Retailers for years have argued that their online and offline operations should be seen as one.
A recent survey suggests customers are viewing them as one, and that some retailers may regret it.
In some instances, that truly is a Catch-22 situation, according to a group of analysts who discussed the trend in a retail blog audiocast Nov. 3.
Nordstrom (JWN), for example, has a reputation for delivering extremely personalized and attentive customer service for people visiting their stores.
That high-touch attribute is quite difficult to replicate online, setting the company up to disappoint online visitors. Those disappointed online visitors could then potentially punish the brick-and-mortar locations.
"Retailers have been very slow to understand that, to the consumer, it's one brand," said Paula Rosenblum, a retail technology analyst for the Retail Systems Alert Group. "They're not structured for it. They're not compensated correctly for it, and, in many ways, their technology isn't set up to accommodate that."

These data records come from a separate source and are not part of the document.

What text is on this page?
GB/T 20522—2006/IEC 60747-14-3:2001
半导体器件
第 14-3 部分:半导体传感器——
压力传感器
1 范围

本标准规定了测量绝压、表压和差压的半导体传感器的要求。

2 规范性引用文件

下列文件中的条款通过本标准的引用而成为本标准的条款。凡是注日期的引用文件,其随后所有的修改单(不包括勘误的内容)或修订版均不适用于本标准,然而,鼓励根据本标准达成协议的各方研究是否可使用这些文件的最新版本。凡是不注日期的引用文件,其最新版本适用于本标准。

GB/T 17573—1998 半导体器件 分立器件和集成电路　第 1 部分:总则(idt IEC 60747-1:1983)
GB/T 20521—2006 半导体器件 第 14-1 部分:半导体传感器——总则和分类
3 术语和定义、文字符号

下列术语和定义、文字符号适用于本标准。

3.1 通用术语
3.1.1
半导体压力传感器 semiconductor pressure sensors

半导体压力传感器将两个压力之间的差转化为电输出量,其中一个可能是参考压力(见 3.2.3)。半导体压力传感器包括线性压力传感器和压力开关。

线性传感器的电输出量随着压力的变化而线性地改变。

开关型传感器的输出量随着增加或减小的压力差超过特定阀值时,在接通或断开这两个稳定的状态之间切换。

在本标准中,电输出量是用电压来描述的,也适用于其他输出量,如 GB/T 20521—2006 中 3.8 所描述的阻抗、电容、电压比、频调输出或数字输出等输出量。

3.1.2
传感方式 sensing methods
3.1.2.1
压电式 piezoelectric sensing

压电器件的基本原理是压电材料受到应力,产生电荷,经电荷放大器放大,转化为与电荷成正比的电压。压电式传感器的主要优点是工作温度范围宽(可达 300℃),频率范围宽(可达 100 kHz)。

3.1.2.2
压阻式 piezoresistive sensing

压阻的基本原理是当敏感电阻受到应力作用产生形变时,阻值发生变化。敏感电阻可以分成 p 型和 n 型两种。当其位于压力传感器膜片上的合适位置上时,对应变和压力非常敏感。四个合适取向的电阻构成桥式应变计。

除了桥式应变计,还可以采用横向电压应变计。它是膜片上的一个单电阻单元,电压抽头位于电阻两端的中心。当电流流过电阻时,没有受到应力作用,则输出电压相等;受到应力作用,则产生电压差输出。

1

Jupiter Research retail analyst Patti Freeman Evans said customers have a very high expectation of shared information, expecting, for example, store employees to know what they did online. Such data sharing rarely exists.
"Though retailers philosophically understand that they want to be there, it's very expensive to change those systems, to change their operating programs, to change their compensation packages in a way that really significantly is going to impact the way they do business," Evans said.
One of the authors of the Gomez report, Jessica Bryan, said the change in consumer perception is strong, and, often, it's not at all fair.
That lack of fairness manifests itself in consumers blaming retailers for many parts of the online experience that are beyond the retailer's control, ranging from slow response time (which might be due to overall Internet traffic, the customer's computer or the customer's connection speed) to checkout issues (which the retailer likely has outsourced).
"The retail brand today transcends the channel," Bryan said. "When [customers] have a poor Web experience, as in poor page loads [or] unsuccessful transactions," it's taken out on the storefronts, too.
"Consumers don't understand the complexity of delivering an optimal Web experience," she said.
Rosenblum said that even though e-commerce sales are soaring — Jupiter is projecting about $32 billion in online purchases this year — it's a footnote to overall retail sales of about $1.2 trillion.
Jupiter projects that online sales will represent about 6 percent of many retail chains' holiday sales and about 5 percent of their total annual sales.
"If it's 6 percent of your business, it's hard for these guys to put in the kind of money they need to put in to create the right online experience," Rosenblum said.
On Nov. 2, the National Retail Federation released its own customer service survey, which placed Amazon (AMZN) as the best merchant (online and offline) for customer service.
Analysts argued that Amazon's online-only status is the reason it can strategically justify spending so much online to deliver that level of customer service.
IHL President Greg Buzek looked at the Gomez report and drew a more holistic interpretation: "Now we have a quantifiable number, a specific cost for screwing up online."